Cultivating also requires putting up with imperfection. If you want to cultivate anything new, be prepared.  You will meet new forms of imperfection that will surprise you.  The roses on our patio have been bare sticks for two months now. Does that bother anyone?  No, we toleratethatkind of imperfection  as the cost of growing roses.  We whack those rosebushes down to sticks on purpose.  Likewise, we don’t expect the persimmon tree in front of the kitchen to hold its leaves all winter.  Actually I didn’t have a clue before I came here whether persimmon trees were deciduous or evergreen, but I knew not to declare it dead when it lost its leaves in late Fall.  

Pity the California native plants.  Many of them lose their leaves in summer, when it doesn’t rain for seven months around here.  Smart, right?  “Summer dormant.” “Stress deciduous.”  Except gardeners think they’re dead, and rip them out of the ground.  Or declare them too homely to possibly be seen in a public garden.  Nobody says that about the roses or trees that are bare in winter.  More attentive gardeners see the native plants turning brown and assume they need more water. But they are not used to water in the summer. They never developed resistance to rot; they never were exposed to warm wet soil in thousands of years on the coastal hills of California. So water them well when it’s hot, and they’ll die for real.  Stress deciduous.  We don’t know how to cultivate what belongs here, because it is so different from what we expect in its inevitable imperfection.  Living things are always imperfect.  If you want perfection, buy lawn furniture. 

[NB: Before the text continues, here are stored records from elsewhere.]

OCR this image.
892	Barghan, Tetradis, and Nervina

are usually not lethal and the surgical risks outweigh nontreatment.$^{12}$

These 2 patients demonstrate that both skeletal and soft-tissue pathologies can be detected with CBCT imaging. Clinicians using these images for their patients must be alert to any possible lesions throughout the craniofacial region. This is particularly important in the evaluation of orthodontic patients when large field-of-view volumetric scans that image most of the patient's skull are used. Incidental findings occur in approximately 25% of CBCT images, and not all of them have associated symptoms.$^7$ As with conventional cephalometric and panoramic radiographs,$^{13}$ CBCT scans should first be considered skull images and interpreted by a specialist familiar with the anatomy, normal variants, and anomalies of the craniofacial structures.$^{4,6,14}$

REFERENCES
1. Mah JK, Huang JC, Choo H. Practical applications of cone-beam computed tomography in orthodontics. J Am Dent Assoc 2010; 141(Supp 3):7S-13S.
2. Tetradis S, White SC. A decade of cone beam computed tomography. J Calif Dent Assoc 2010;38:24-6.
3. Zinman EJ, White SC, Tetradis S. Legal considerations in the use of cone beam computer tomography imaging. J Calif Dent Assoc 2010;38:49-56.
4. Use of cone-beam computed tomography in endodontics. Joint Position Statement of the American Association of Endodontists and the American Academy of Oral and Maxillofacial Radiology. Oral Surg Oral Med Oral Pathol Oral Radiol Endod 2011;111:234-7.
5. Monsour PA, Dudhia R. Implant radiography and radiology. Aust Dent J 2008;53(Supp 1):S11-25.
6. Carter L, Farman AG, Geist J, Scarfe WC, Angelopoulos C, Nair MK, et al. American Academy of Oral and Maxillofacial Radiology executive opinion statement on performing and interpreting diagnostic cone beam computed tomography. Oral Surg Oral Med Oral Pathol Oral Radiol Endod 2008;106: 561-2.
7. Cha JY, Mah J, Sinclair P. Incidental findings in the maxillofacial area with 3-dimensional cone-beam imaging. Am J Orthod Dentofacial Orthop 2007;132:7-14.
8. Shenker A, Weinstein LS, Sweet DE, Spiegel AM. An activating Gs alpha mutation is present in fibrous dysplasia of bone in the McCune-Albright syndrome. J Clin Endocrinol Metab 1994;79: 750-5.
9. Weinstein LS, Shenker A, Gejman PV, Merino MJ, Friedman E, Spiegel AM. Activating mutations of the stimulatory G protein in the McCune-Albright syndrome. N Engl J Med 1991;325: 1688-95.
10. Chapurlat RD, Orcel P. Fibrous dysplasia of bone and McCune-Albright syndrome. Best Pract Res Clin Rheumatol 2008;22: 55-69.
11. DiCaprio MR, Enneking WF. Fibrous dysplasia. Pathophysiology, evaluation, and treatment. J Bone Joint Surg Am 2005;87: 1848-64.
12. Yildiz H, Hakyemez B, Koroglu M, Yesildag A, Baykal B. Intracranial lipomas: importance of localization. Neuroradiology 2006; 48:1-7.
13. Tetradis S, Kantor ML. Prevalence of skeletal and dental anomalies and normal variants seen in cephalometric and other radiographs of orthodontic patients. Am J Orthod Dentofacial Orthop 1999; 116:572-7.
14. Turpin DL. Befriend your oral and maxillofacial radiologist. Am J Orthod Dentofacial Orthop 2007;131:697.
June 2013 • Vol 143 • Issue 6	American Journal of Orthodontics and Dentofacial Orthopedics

God is the master cultivator.  God is not surprised by our imperfections.  So…when we are in horror and shame at our failures, not ready to face the world, thinking we want to hide from everyone including the God whom we have failed, because we are only good for the compost heap, guess what? God might be smiling and saying, well, what do you expect?  I knew you were stress deciduous, even if you didn’t.  People are like that; they fall apart now and then.  Don’t panic!  You might need a pruning.  But you’ll green up and sprout again.  You’ll bloom when it’s your time.  

As we live into our identity as a Creation Justice church, it is our job to proclaim to the world that the earth is sacred, and that care of the earth and its creatures is a moral responsibility, a sacred imperative.  It’s never been more important to speak up for the earth than now.  We are cultivating a change of heart, so that we can have a future. 

It’s also our job to enjoy this world that God has given to our care, to savor its beauty, to learn its wisdom, and to treasure its gifts to us. When we visit sites of natural beauty, and hike, and bird watch, and garden, we cultivate relationships that make it a joy and a privilege to care for our earth.  And for one another, with patience for our imperfections.

And as we do this, we are learning how God operates.  God doesn’t dictate, God cultivates. With patience and wisdom and attention, knowing that we have our seasons of growth, and our times when we look ready for the compost heap.  God lovingly cultivates us, in our imperfections, in our uniqueness.  And delights in our growing and our blooming, and our sprouting anew.  Amen.